Ayant reçu un appel de l'une des deux hôtesses d'accueil l'informant que le docteur Extebarra venait de faire irruption dans le hall, escortée des trois policiers conduisant les investigations sur les circonstances du décès de Cédric, Vals s'est aussitôt réfugié dans la salle de contrôle des Sorbiers d'où un surveillant est à même d'observer toute l'activité de la clinique sur plus d'une dizaine d'écrans. Couloirs, ascenseur, chambres, salles de loisirs, parc..., l'hôpital entier est placé sous contrôle vidéo.
– Vous pouvez rentrer chez vous ! lance brutalement Vals au gardien.
– Mais, professeur, Martin ne doit me relever que dans une demi-heure !
– Bon Dieu, s'impatiente Vals, faites ce que je vous ordonne et ne cherchez pas à comprendre... Allez profiter du temps libre que je vous accorde !
Le surveillant, d'abord indécis, finit par obtempérer et, attrapant sa veste, ses magazines, sa bouteille thermos, sort précipitamment, conscient que l'on ne contrarie pas le professeur Vals quand ce dernier a le visage ravagé de tics.
Vals referme à clé derrière lui et commence à manipuler de la main droite une molette qui active la caméra plongeant sur le hall, tout en téléphonant de la main gauche. Sur un écran apparaissent les intrus.
– Nom de Dieu ! Voilà l'équipe au grand complet, avec cette folle de télépathe en tête !
Puis, son interlocuteur ayant décroché :
– Les flics investissent la clinique ! Vous étiez au courant ? Non ? C'est invraisemblable ! Ils n'ont pas le droit ! C'est encore un coup du commandant Servaz, c'est lui qui a pris cette initiative ! Vous ne deviez pas le maîtriser ?
À l'autre bout du fil, l'inconnu s'emporte.
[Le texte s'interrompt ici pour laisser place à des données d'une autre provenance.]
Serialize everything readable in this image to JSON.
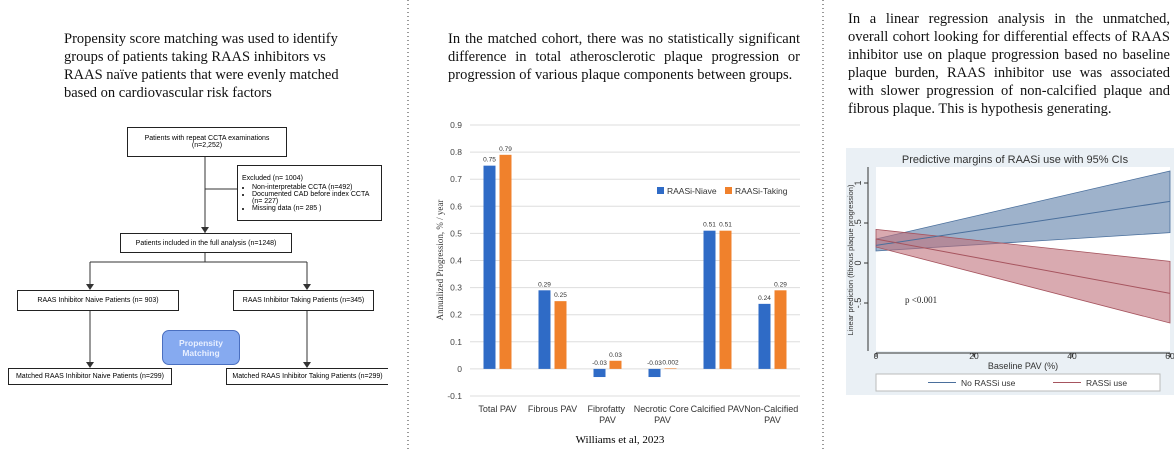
{
  "left": {
    "caption": "Propensity score matching was used to identify groups of patients taking RAAS inhibitors vs RAAS naïve patients that were evenly matched based on cardiovascular risk factors",
    "flowchart": {
      "nodes": [
        {
          "label": "Patients with repeat CCTA examinations",
          "sub": "(n=2,252)"
        },
        {
          "label": "Excluded (n= 1004)",
          "items": [
            "Non-interpretable CCTA (n=492)",
            "Documented CAD before  index CCTA (n= 227)",
            "Missing data (n= 285 )"
          ]
        },
        {
          "label": "Patients included in the full analysis (n=1248)"
        },
        {
          "label": "RAAS Inhibitor Naive Patients (n= 903)"
        },
        {
          "label": "RAAS Inhibitor Taking Patients (n=345)"
        },
        {
          "label": "Propensity Matching"
        },
        {
          "label": "Matched RAAS Inhibitor Naive Patients (n=299)"
        },
        {
          "label": "Matched RAAS Inhibitor Taking Patients (n=299)"
        }
      ]
    }
  },
  "middle": {
    "caption": "In the matched cohort, there was no statistically significant difference in total atherosclerotic plaque progression or progression of various plaque components between groups."
  },
  "right": {
    "caption": "In a linear regression analysis in the unmatched, overall cohort looking for differential effects of RAAS inhibitor use on plaque progression based no baseline plaque burden, RAAS inhibitor use was associated with slower progression of non-calcified plaque and fibrous plaque. This is hypothesis generating."
  },
  "footer": "Williams et al, 2023",
  "chart_data": [
    {
      "type": "bar",
      "y_label": "Annualized Progression, % / year",
      "categories": [
        "Total PAV",
        "Fibrous PAV",
        "Fibrofatty PAV",
        "Necrotic Core PAV",
        "Calcified PAV",
        "Non-Calcified PAV"
      ],
      "series": [
        {
          "name": "RAASi-Niave",
          "color": "#2f6bc6",
          "values": [
            0.75,
            0.29,
            -0.03,
            -0.03,
            0.51,
            0.24
          ]
        },
        {
          "name": "RAASi-Taking",
          "color": "#f0812c",
          "values": [
            0.79,
            0.25,
            0.03,
            0.002,
            0.51,
            0.29
          ]
        }
      ],
      "ylim": [
        -0.1,
        0.9
      ],
      "yticks": [
        -0.1,
        0,
        0.1,
        0.2,
        0.3,
        0.4,
        0.5,
        0.6,
        0.7,
        0.8,
        0.9
      ],
      "grid": true,
      "legend": "upper right"
    },
    {
      "type": "line",
      "title": "Predictive margins of RAASi use with 95% CIs",
      "x_label": "Baseline PAV (%)",
      "y_label": "Linear prediction (fibrous plaque progression)",
      "annotation": "p <0.001",
      "x": [
        0,
        60
      ],
      "series": [
        {
          "name": "No RASSi use",
          "color": "#4a6f9c",
          "band_color": "#5d7fa8",
          "values": [
            0.22,
            0.77
          ],
          "lower": [
            0.15,
            0.38
          ],
          "upper": [
            0.3,
            1.15
          ]
        },
        {
          "name": "RASSi use",
          "color": "#a6545e",
          "band_color": "#c0717b",
          "values": [
            0.3,
            -0.38
          ],
          "lower": [
            0.2,
            -0.75
          ],
          "upper": [
            0.42,
            0.02
          ]
        }
      ],
      "xlim": [
        0,
        60
      ],
      "xticks": [
        0,
        20,
        40,
        60
      ],
      "ylim": [
        -1.1,
        1.2
      ],
      "yticks": [
        {
          "value": 1,
          "label": "1"
        },
        {
          "value": 0.5,
          "label": ".5"
        },
        {
          "value": 0,
          "label": "0"
        },
        {
          "value": -0.5,
          "label": "-.5"
        }
      ],
      "legend": "bottom"
    }
  ]
}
Vals ponctue d'un « oui, oui ! » chacune de ses interventions, puis raccroche pour composer aussitôt un second numéro.
– Allô ? Virgile ? Les flics sont dans la place... C'est bien ce que je pensais, leur présence n'est absolument pas légale. Le parquet n'était même pas prévenu. Il n'empêche que nous ne devons prendre aucun risque. On exécute le plan...
Un temps.
– Aucun témoin ne doit survivre ! scande Vals avant de raccrocher.
Il réfléchit un long moment tout en suivant la progression Martin et Seignolles, la petite meute s'étant scindée en deux groupes. Il frappe d'un violent coup de poing le pupitre de commande, se dresse, comme mû par une décharge électrique, et sort de la salle de contrôle.
Il connaît la position des policiers entre ses murs ; il a le temps de passer à son bureau en empruntant l'escalier de service.
Parvenu à son bureau, il enfile sa veste, avale deux comprimés d'Alprazolam, fourre la boîte dans l'une de ses poches, ouvre son coffre, tire plusieurs casiers pour en extraire des dossiers dont il gave son porte-documents et, après un dernier coup d'œil sur cet univers qu'il abandonne à tout jamais, file par le couloir jusqu'à une sortie de secours qu'il ouvre avec un passe.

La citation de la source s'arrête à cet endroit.